Scott is in room 1. He can go through any door. See the doors? He can't return to any room once he has painted it: slow-drying paint! In what order should he paint the rooms? Obviously, #16 must be last.

## Solution

Discussion: This is an obvious guess-and-try problem, but its value is in teaching us not to assume too much.

Solving the Problem: If we try it a few times, or a lot of times, we find no success. And this will continue to be the case until we realize that we are making an unnecessary assumption, namely that Scott has to paint room #1 first. Try having him start someplace else.

Heuristics: #2, guess and try, and #17, check for hidden assumptions.

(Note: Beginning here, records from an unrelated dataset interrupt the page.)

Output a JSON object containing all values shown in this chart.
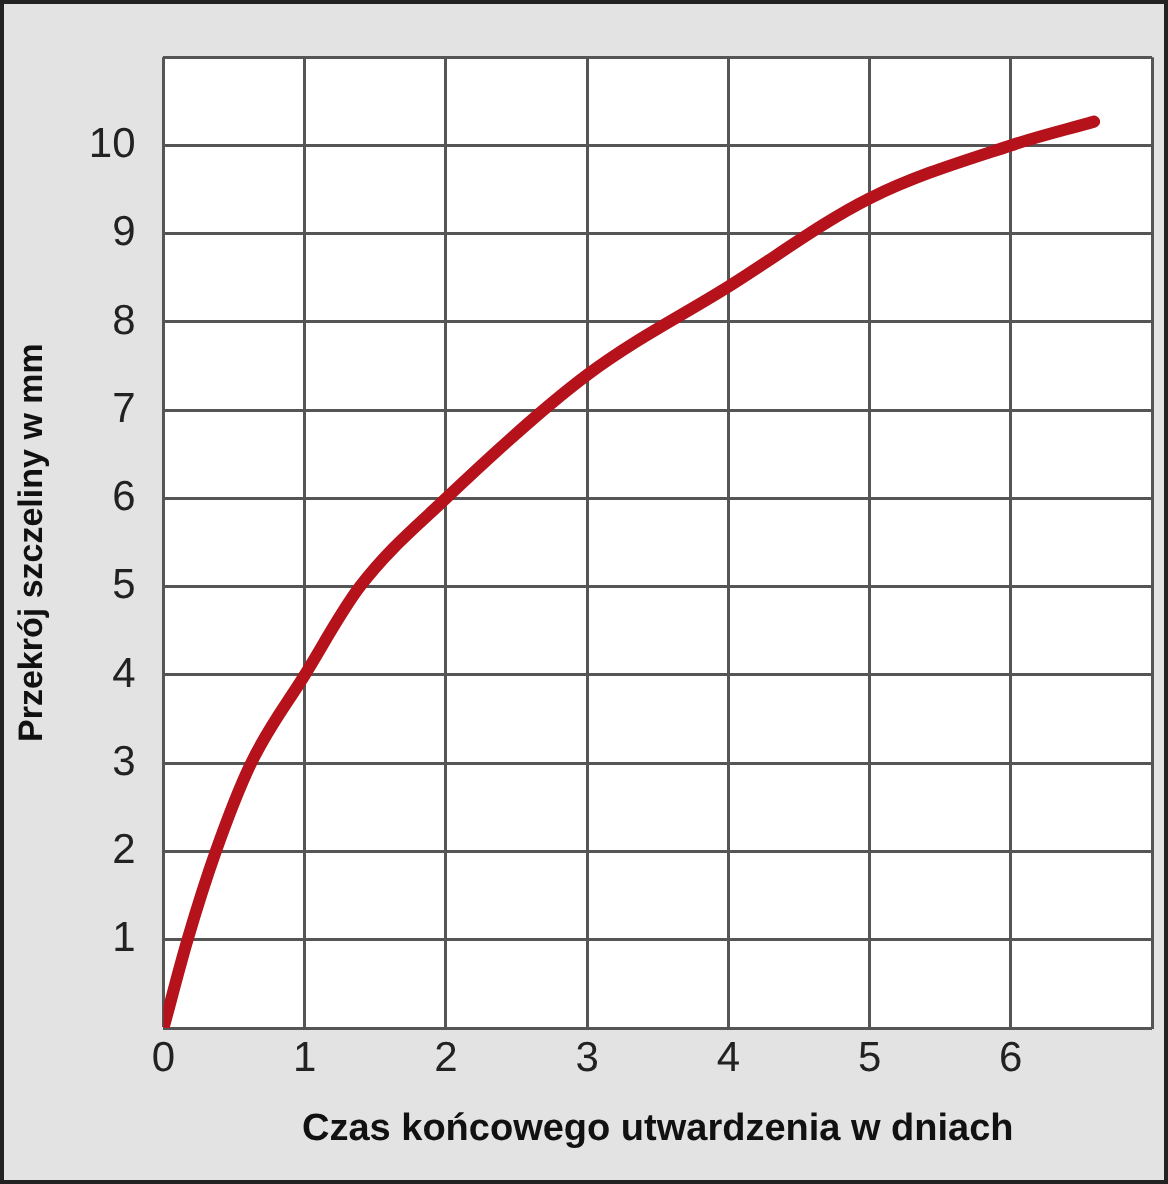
{
  "chart_data": {
    "type": "line",
    "xlabel": "Czas końcowego utwardzenia w dniach",
    "ylabel": "Przekrój szczeliny w mm",
    "x": [
      0,
      0.17,
      0.37,
      0.62,
      1,
      1.39,
      2,
      3,
      4,
      5,
      6,
      6.59
    ],
    "series": [
      {
        "color": "#b5121b",
        "values": [
          0,
          1,
          2,
          3,
          4,
          5,
          6,
          7.4,
          8.4,
          9.4,
          10,
          10.27
        ]
      }
    ],
    "xlim": [
      0,
      7
    ],
    "xticks": [
      0,
      1,
      2,
      3,
      4,
      5,
      6,
      {
        "value": 7,
        "label": null
      }
    ],
    "ylim": [
      0,
      11
    ],
    "yticks": [
      {
        "value": 0,
        "label": null
      },
      1,
      2,
      3,
      4,
      5,
      6,
      7,
      8,
      9,
      10,
      {
        "value": 11,
        "label": null
      }
    ],
    "grid": true,
    "legend": false,
    "marker": "none",
    "line_style": "solid"
  }
}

Using the Problem with Students: a. as an assignment, in-class or overnight. This problem's task is easily understood, and students are willing to dig in on it. If students are working on it in class, I'm ready for somebody to blurt out the question, "Does he have to start in room 1?", and that gives the game away--which is OK with me. The point is for students to see that they need to be on the watch for unnecessary assumptions, and if that gets brought out very soon, it's OK.

Modifying or Extending the Problem: This problem goes very fast, and once students see that they can start in rooms other than #1, it's natural to extend the problem right away. The question is, which rooms can Scott begin with so that he can paint them all, and which rooms won't work as starters? There's a pattern to be found, and some thinking to do about why that pattern works. (Stella would like to hear from anyone with a reason for this.)

A further extension is possible: What if there aren't 16 rooms, but 9, or 25, or some other perfect square? What if the room is rectangular?